How’s your commute? My commute is pretty good. I live in Cambridge, I work in Cambridge, and my kids go to Cambridge public schools. I wish I could bike more often. I’m always loading or unloading something.

What’s the one food you never want to eat again? Ha! Geez. I like a lot of things, but I don’t know if I like liver, for example. I could forever not have that. Or smell it. Nor boiled eggs. I make a potato salad that most people add boiled eggs to, but I will straight-up tell you: [I make] a no-egg potato salad!

What’s your most missed Boston restaurant? I’m not sure. I miss clam shacks in the winter, but that’s a different story.

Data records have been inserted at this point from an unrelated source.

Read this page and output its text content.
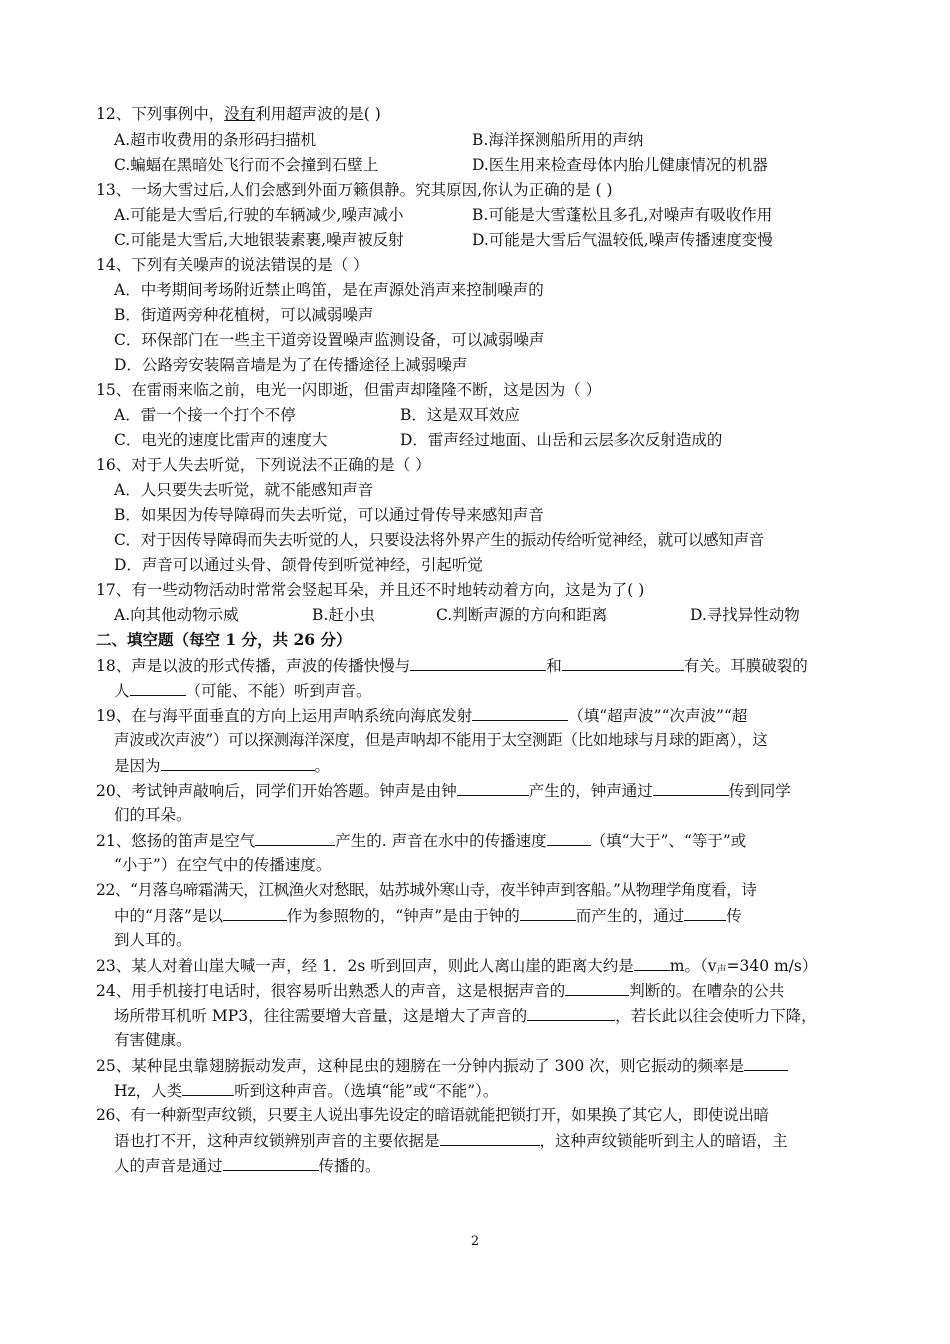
12、下列事例中，没有利用超声波的是( )
A.超市收费用的条形码扫描机	B.海洋探测船所用的声纳
C.蝙蝠在黑暗处飞行而不会撞到石壁上	D.医生用来检查母体内胎儿健康情况的机器
13、一场大雪过后,人们会感到外面万籁俱静。究其原因,你认为正确的是 ( )
A.可能是大雪后,行驶的车辆减少,噪声减小	B.可能是大雪蓬松且多孔,对噪声有吸收作用
C.可能是大雪后,大地银装素裹,噪声被反射	D.可能是大雪后气温较低,噪声传播速度变慢
14、下列有关噪声的说法错误的是（ ）
A．中考期间考场附近禁止鸣笛，是在声源处消声来控制噪声的
B．街道两旁种花植树，可以减弱噪声
C．环保部门在一些主干道旁设置噪声监测设备，可以减弱噪声
D．公路旁安装隔音墙是为了在传播途径上减弱噪声
15、在雷雨来临之前，电光一闪即逝，但雷声却隆隆不断，这是因为（ ）
A．雷一个接一个打个不停	B．这是双耳效应
C．电光的速度比雷声的速度大	D．雷声经过地面、山岳和云层多次反射造成的
16、对于人失去听觉，下列说法不正确的是（ ）
A．人只要失去听觉，就不能感知声音
B．如果因为传导障碍而失去听觉，可以通过骨传导来感知声音
C．对于因传导障碍而失去听觉的人，只要设法将外界产生的振动传给听觉神经，就可以感知声音
D．声音可以通过头骨、颌骨传到听觉神经，引起听觉
17、有一些动物活动时常常会竖起耳朵，并且还不时地转动着方向，这是为了( )
A.向其他动物示威	B.赶小虫	C.判断声源的方向和距离	D.寻找异性动物
二、填空题（每空 1 分，共 26 分）
18、声是以波的形式传播，声波的传播快慢与	和	有关。耳膜破裂的
人	（可能、不能）听到声音。
19、在与海平面垂直的方向上运用声呐系统向海底发射	（填“超声波”“次声波”“超
声波或次声波”）可以探测海洋深度，但是声呐却不能用于太空测距（比如地球与月球的距离），这
是因为	。
20、考试钟声敲响后，同学们开始答题。钟声是由钟	产生的，钟声通过	传到同学
们的耳朵。
21、悠扬的笛声是空气	产生的. 声音在水中的传播速度	（填“大于”、“等于”或
“小于”）在空气中的传播速度。
22、“月落乌啼霜满天，江枫渔火对愁眠，姑苏城外寒山寺，夜半钟声到客船。”从物理学角度看，诗
中的“月落”是以	作为参照物的，“钟声”是由于钟的	而产生的，通过	传
到人耳的。
23、某人对着山崖大喊一声，经 1．2s 听到回声，则此人离山崖的距离大约是 m。（$v_声=340$ m/s）
24、用手机接打电话时，很容易听出熟悉人的声音，这是根据声音的	判断的。在嘈杂的公共
场所带耳机听 MP3，往往需要增大音量，这是增大了声音的	，若长此以往会使听力下降，
有害健康。
25、某种昆虫靠翅膀振动发声，这种昆虫的翅膀在一分钟内振动了 300 次，则它振动的频率是
Hz，人类	听到这种声音。（选填“能”或“不能”）。
26、有一种新型声纹锁，只要主人说出事先设定的暗语就能把锁打开，如果换了其它人，即使说出暗
语也打不开，这种声纹锁辨别声音的主要依据是	，这种声纹锁能听到主人的暗语，主
人的声音是通过	传播的。
2
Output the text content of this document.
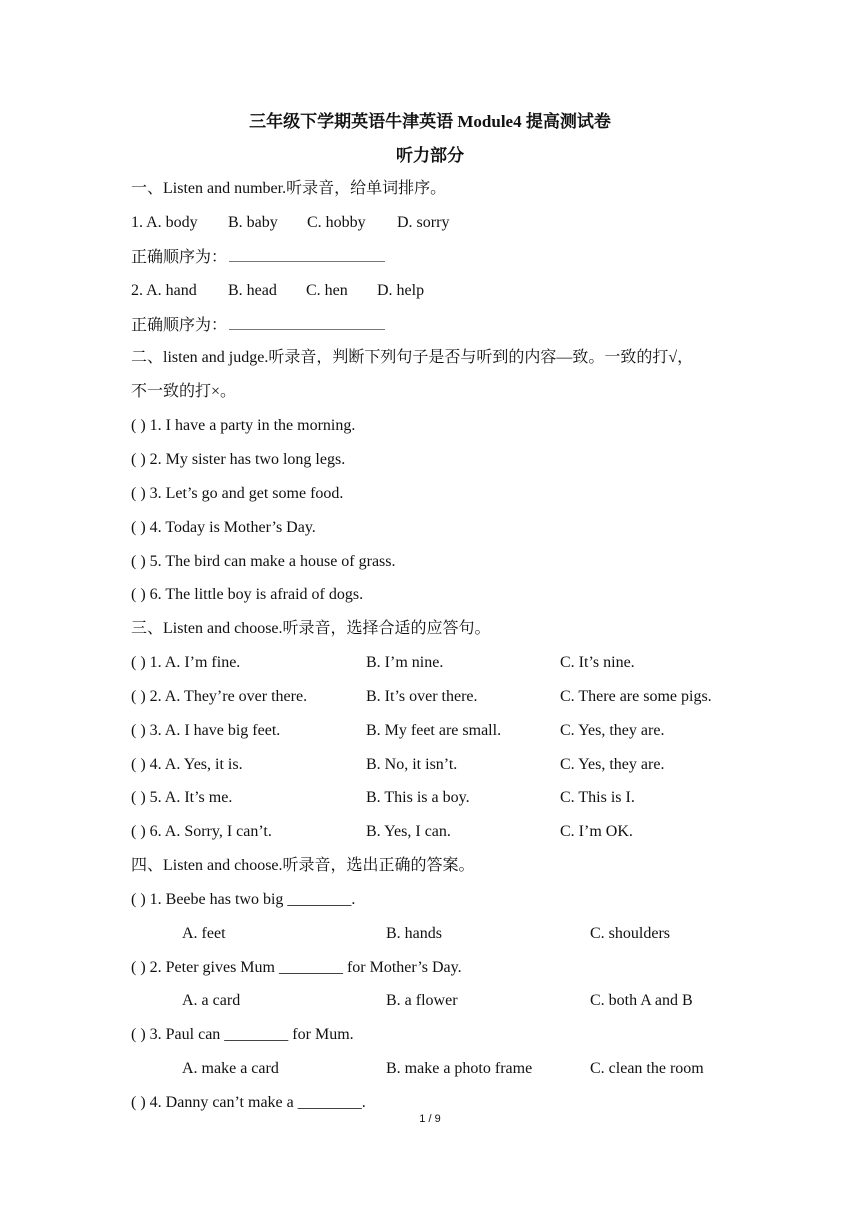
三年级下学期英语牛津英语 Module4 提高测试卷
听力部分
一、Listen and number.听录音，给单词排序。
1. A. body B. baby C. hobby D. sorry
正确顺序为：
2. A. hand B. head C. hen D. help
正确顺序为：
二、listen and judge.听录音，判断下列句子是否与听到的内容—致。一致的打√，
不一致的打×。
( ) 1. I have a party in the morning.
( ) 2. My sister has two long legs.
( ) 3. Let’s go and get some food.
( ) 4. Today is Mother’s Day.
( ) 5. The bird can make a house of grass.
( ) 6. The little boy is afraid of dogs.
三、Listen and choose.听录音，选择合适的应答句。
( ) 1. A. I’m fine.	B. I’m nine.	C. It’s nine.
( ) 2. A. They’re over there.	B. It’s over there.	C. There are some pigs.
( ) 3. A. I have big feet.	B. My feet are small.	C. Yes, they are.
( ) 4. A. Yes, it is.	B. No, it isn’t.	C. Yes, they are.
( ) 5. A. It’s me.	B. This is a boy.	C. This is I.
( ) 6. A. Sorry, I can’t.	B. Yes, I can.	C. I’m OK.
四、Listen and choose.听录音，选出正确的答案。
( ) 1. Beebe has two big ________.
A. feet	B. hands	C. shoulders
( ) 2. Peter gives Mum ________ for Mother’s Day.
A. a card	B. a flower	C. both A and B
( ) 3. Paul can ________ for Mum.
A. make a card	B. make a photo frame	C. clean the room
( ) 4. Danny can’t make a ________.
1 / 9
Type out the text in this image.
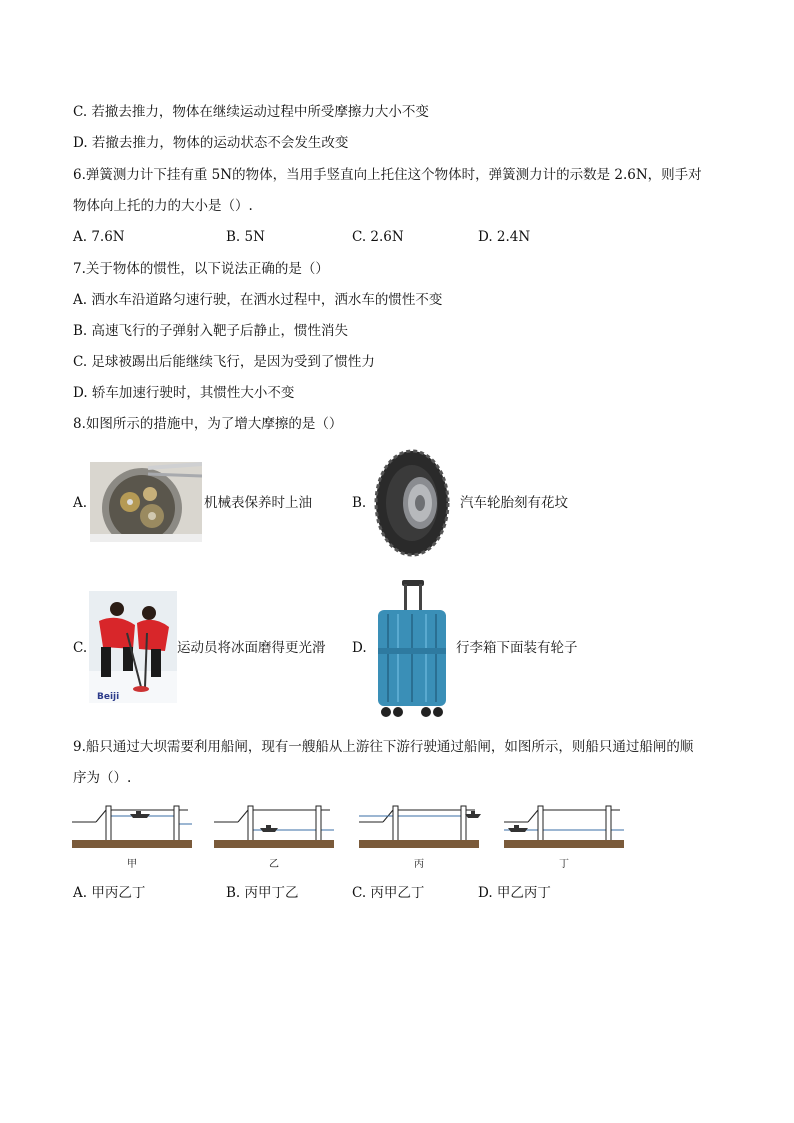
C. 若撤去推力，物体在继续运动过程中所受摩擦力大小不变
D. 若撤去推力，物体的运动状态不会发生改变
6.弹簧测力计下挂有重 5N的物体，当用手竖直向上托住这个物体时，弹簧测力计的示数是 2.6N，则手对
物体向上托的力的大小是（）.
A. 7.6N	B. 5N	C. 2.6N	D. 2.4N
7.关于物体的惯性，以下说法正确的是（）
A. 洒水车沿道路匀速行驶，在洒水过程中，洒水车的惯性不变
B. 高速飞行的子弹射入靶子后静止，惯性消失
C. 足球被踢出后能继续飞行，是因为受到了惯性力
D. 轿车加速行驶时，其惯性大小不变
8.如图所示的措施中，为了增大摩擦的是（）
A.	机械表保养时上油	B.	汽车轮胎刻有花坟
C.
Beiji
运动员将冰面磨得更光滑 D.	行李箱下面装有轮子
9.船只通过大坝需要利用船闸，现有一艘船从上游往下游行驶通过船闸，如图所示，则船只通过船闸的顺
序为（）.
甲	乙	丙	丁
A. 甲丙乙丁	B. 丙甲丁乙	C. 丙甲乙丁	D. 甲乙丙丁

Who was your most memorable customer? That was, of course, the late Julia Child who came to the East Coast Grill. She came in a couple of times and was incredibly grateful and terrific. I also remember when chef Aarón Sánchez came in, and I was amazed. I’d only seen him on TV! A brown dude like me — that was him! Oh, he’s from West Texas! He could be my cousin! We sent him a comped app. I was pleasantly surprised to meet him in person, but most certainly, Julia Child was my all-time, heartfelt favorite.

If you had to eat your last meal in Boston, what would it be? It’d be New England surf and turf, for sure. I enjoy them at Frank’s quite a bit! Maybe I’m missing out on other places, but I’m pretty loyal. I stick to what I know.